According to Martinez, he missed out on winning the AL award for a third time with the Red Sox because he ceded his last start of the season to rookie teammate Josh Hancock. In a touching anecdote during his Hall of Fame induction speech Sunday, Martinez referenced a missed opportunity for his younger brother, Jesus, when describing his decision to allow Hancock to take his final turn in the rotation that year:
Well, that Cy Young I didn’t win because I chose to give an opportunity to a kid named Josh Hancock. And why do I bring it up? Because out of four brothers that we are, Ramon, Nelson, me and eventually Jesus, three of us made it to the big leagues.

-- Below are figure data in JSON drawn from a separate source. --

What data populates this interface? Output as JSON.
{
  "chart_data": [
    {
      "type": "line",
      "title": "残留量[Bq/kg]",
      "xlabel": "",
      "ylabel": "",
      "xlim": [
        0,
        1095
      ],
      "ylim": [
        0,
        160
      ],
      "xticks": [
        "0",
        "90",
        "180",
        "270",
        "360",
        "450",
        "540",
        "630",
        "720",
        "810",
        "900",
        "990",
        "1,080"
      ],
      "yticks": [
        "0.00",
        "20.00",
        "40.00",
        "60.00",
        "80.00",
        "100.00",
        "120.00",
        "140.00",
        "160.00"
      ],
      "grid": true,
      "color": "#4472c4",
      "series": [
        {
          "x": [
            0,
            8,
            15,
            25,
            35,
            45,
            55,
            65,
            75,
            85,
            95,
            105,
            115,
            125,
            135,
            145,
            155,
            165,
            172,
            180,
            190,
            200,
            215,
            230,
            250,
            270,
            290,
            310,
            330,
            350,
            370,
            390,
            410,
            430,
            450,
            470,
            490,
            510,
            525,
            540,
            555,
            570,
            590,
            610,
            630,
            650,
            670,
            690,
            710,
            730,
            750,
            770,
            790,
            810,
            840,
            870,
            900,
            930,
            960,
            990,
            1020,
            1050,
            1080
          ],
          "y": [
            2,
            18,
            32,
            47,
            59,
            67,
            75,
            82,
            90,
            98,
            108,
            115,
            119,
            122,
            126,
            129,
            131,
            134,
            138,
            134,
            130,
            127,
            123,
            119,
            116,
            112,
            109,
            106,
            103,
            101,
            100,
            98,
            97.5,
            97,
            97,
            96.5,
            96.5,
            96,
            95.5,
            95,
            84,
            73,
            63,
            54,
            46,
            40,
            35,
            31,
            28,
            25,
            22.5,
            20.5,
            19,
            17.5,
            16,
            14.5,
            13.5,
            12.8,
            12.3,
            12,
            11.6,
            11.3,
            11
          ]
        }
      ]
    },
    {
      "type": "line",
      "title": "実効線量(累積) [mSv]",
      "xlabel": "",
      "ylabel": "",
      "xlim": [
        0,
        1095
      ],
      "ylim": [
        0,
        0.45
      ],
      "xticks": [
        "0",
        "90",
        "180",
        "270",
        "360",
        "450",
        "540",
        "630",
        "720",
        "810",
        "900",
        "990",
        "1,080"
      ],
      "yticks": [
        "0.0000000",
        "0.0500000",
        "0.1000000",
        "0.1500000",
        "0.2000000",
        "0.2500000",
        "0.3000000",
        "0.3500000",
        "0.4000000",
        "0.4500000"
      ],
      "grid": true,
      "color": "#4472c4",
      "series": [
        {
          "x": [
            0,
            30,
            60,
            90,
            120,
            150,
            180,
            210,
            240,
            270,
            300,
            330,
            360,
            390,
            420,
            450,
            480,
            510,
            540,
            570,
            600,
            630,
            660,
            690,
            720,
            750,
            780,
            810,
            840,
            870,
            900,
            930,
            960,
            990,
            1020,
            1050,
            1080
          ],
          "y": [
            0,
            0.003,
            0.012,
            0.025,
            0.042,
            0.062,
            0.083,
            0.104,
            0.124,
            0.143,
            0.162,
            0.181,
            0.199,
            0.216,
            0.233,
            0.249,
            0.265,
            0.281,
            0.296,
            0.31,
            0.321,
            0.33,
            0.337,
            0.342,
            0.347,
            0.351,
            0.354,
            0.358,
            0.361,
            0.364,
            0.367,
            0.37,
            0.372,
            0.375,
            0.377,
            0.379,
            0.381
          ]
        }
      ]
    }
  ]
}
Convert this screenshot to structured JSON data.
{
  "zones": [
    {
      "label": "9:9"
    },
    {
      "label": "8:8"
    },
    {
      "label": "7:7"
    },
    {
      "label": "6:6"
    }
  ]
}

But Jesus is not in the record books because the organization he was playing for did not find the chance to give him one pitch in the big leagues so that he could be in the records.
That was the main reason why I decided not to take that outing, but to give it to Josh Hancock. I felt bad that my brother Jesus did not experience what it was like to pitch in that game that day.
Martinez’s statistics in 2002 were undoubtedly impressive, but Zito’s dominant campaign (23-5, 2.75 ERA in 229 1/3 IP) earned the hardware after ballots were tabulated (114 points to 96). While Zito didn’t stack up to Martinez in WHIP (1.134 to Pedro’s .923) or strikeouts (182 to 239), he threw 30 more innings and was more valuable to his team, according to Baseball Reference’s WAR formula.
Before his first career start at the end of the 2002 season, Hancock had made two relief appearances for the Red Sox. After his rookie campaign in Boston, he would spend five seasons playing with the Phillies, Reds and Cardinals. He died in a car accident in 2007 while a member of the St. Louis organization.